I certainly am not a mindfulness guru. My practices of meditation come and go. I have an internal drive to do. The pushes to perform have served me well, keeping me busy, and blind. A lot was going on in my body that I was joyfully ignorant to. The swirling emotions, building tensions, and smart remarks flew beneath my conscious judgements of self. And then, my beautiful house built on the shifting sands of denial, came crashing down, exposing a naked, fearful child. My insecurities were exposed, and I was tired of running. I wasn’t joyful. I don’t know where to turn to find joy. The concept of joy in wholeness requires an approach to life that include joy in the difficult moments.
Sometimes, we need a spanking from the universe before we can look at everything afresh. A mindful journey into our souls may unearth some nasties, but within the dark caves of hidden secrets we find the allusive treasure of joy dwelling within our wholeness.
Anti-everything, seething with hate, our bodies (and minds) break down from the constant angst. We can’t find joy while continually engaged in problem-solving. The problems, I assure you, will line up out the door and weave down the sidewalk, dealing the woe of endless worry.

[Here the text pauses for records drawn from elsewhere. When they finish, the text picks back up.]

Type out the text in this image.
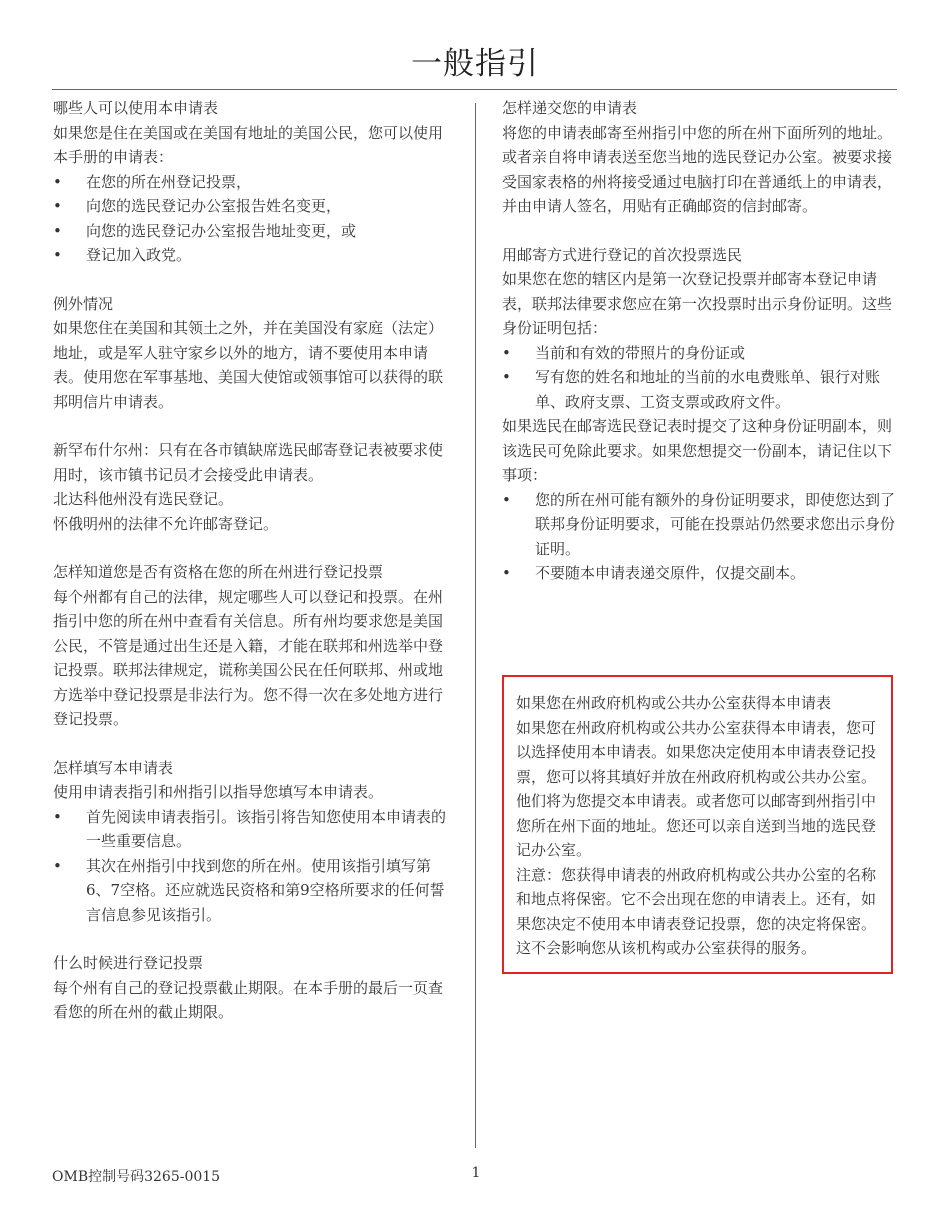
一般指引

哪些人可以使用本申请表

如果您是住在美国或在美国有地址的美国公民，您可以使用本手册的申请表：

• 在您的所在州登记投票，
• 向您的选民登记办公室报告姓名变更，
• 向您的选民登记办公室报告地址变更，或
• 登记加入政党。

例外情况

如果您住在美国和其领土之外，并在美国没有家庭（法定）地址，或是军人驻守家乡以外的地方，请不要使用本申请表。使用您在军事基地、美国大使馆或领事馆可以获得的联邦明信片申请表。

新罕布什尔州：只有在各市镇缺席选民邮寄登记表被要求使用时，该市镇书记员才会接受此申请表。

北达科他州没有选民登记。

怀俄明州的法律不允许邮寄登记。

怎样知道您是否有资格在您的所在州进行登记投票

每个州都有自己的法律，规定哪些人可以登记和投票。在州指引中您的所在州中查看有关信息。所有州均要求您是美国公民，不管是通过出生还是入籍，才能在联邦和州选举中登记投票。联邦法律规定，谎称美国公民在任何联邦、州或地方选举中登记投票是非法行为。您不得一次在多处地方进行登记投票。

怎样填写本申请表

使用申请表指引和州指引以指导您填写本申请表。

• 首先阅读申请表指引。该指引将告知您使用本申请表的一些重要信息。
• 其次在州指引中找到您的所在州。使用该指引填写第6、7空格。还应就选民资格和第9空格所要求的任何誓言信息参见该指引。

什么时候进行登记投票

每个州有自己的登记投票截止期限。在本手册的最后一页查看您的所在州的截止期限。

怎样递交您的申请表

将您的申请表邮寄至州指引中您的所在州下面所列的地址。或者亲自将申请表送至您当地的选民登记办公室。被要求接受国家表格的州将接受通过电脑打印在普通纸上的申请表，并由申请人签名，用贴有正确邮资的信封邮寄。

用邮寄方式进行登记的首次投票选民

如果您在您的辖区内是第一次登记投票并邮寄本登记申请表，联邦法律要求您应在第一次投票时出示身份证明。这些身份证明包括：

• 当前和有效的带照片的身份证或
• 写有您的姓名和地址的当前的水电费账单、银行对账单、政府支票、工资支票或政府文件。

如果选民在邮寄选民登记表时提交了这种身份证明副本，则该选民可免除此要求。如果您想提交一份副本，请记住以下事项：

• 您的所在州可能有额外的身份证明要求，即使您达到了联邦身份证明要求，可能在投票站仍然要求您出示身份证明。
• 不要随本申请表递交原件，仅提交副本。

如果您在州政府机构或公共办公室获得本申请表

如果您在州政府机构或公共办公室获得本申请表，您可以选择使用本申请表。如果您决定使用本申请表登记投票，您可以将其填好并放在州政府机构或公共办公室。他们将为您提交本申请表。或者您可以邮寄到州指引中您所在州下面的地址。您还可以亲自送到当地的选民登记办公室。

注意：您获得申请表的州政府机构或公共办公室的名称和地点将保密。它不会出现在您的申请表上。还有，如果您决定不使用本申请表登记投票，您的决定将保密。这不会影响您从该机构或办公室获得的服务。

OMB控制号码3265-0015	1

We can’t find joy while continually engaged in problem-solving.~T. Franklin Murphy
Problem solving isn’t evil. We should solve the critical encounters. Problem solving is an effective emotional regulation practice. When anxiety arises, we can attack the nuts and bolts of the problem to find relief. However, not all anxiety comes with clear solutions. Many of life’s anxieties are on-going, requiring attention to prevent the mess from exploding into devastating chaos. Joy in wholeness requires joy throughout that can encompass the worries.
Have you ever worried over a spouse or child lost in addiction? Recovery is a lengthy process, not achieved through simple problem solving steps. Much of the time progress is not visible. Each action must be carefully examined and weighted for possible enabling and co-dependence. We need other tools to manage these types of long running anxieties.
My use of problem-solving morphed, transforming into a maladaptive ego protection defense. Driven to solve problems, I lost my self. It is much easier to focus on what is wrong with somebody else. Other peoples’ blemishes divert attention from our notable deformities. We pull up our pants, tighten our belt and get to work—to fix them. Straight foolishness.
Healing by Letting Go
After the collapse of my marriage (because I couldn’t fix her), and the loss of my home (because that is what happened to financial unprepared people in 2008), my world looked pretty grim. But I wasn’t ready for a mindful journey into the painful realities, living inside my being. I needed a few disastrous relationships to humble me enough to hear the shouting from a wounded soul.
A quiet evening, sitting on my bed, I pondered some passages in a book.
“We discover in the course of our lives that reality refuses to bow to our demands. We are forced to let go when we want so bad to hold on, and to hold on when we want so bad to let go.”~David Richo
My whole life was nothing but holding on or pushing away. In a radical shift, I thought, perhaps, I should sit in quietness for a few minutes, slow my racing brain, and see what happens. After several struggles to redirect my thoughts away from the mounting problems, I found it—a sweet spot. A momentary glimpse of nothing.
Joy in Wholeness with Quiet, Peaceful Nothingness
Nothing was certainly something. I never experienced quietness and enjoyed it before. Life didn’t immediately transform into a new reality. Troubles still needed attending to, but now, I was learning a new tool. I could create space around them. I could step back, examine the problem along with the rumblings beneath my skin, and explore new options, including the option of just letting go.
David Richo explains, “perfect discipline or perfect control is the best way to miss out on the joy of life. The unruly givens of life are permissions to not be perfect. We know now that a ‘yes’ to life is a ‘yes’ to grief and pain, since all the conditions of existence represent losses and disappointments. ‘Yes’ is a healthy response to the human condition” (2006).
“Life is not a problem to be solved, but a reality to be experienced.”~Søren Kierkegaard
Mindful acceptance isn’t automatic. I still default to problem solving. But I now schedule time to feel life, escape from harsh realities (the painful reminders of humanity), and delve into peaceful shelters, hidden in the corners of my mind. I find peace. The problems momentarily melt, emotions settle, and the mind heals from the damaging worry. This routine practice has taught me that my emotions are not monsters. They are intimate parts to the wholeness of the human condition. And there, away from the outside world, I found the treasure of internal joy.
Richo, D. (2006). The Five Things We Cannot Change: And the Happiness We Find by Embracing Them. Shambhala; Reprint Edition.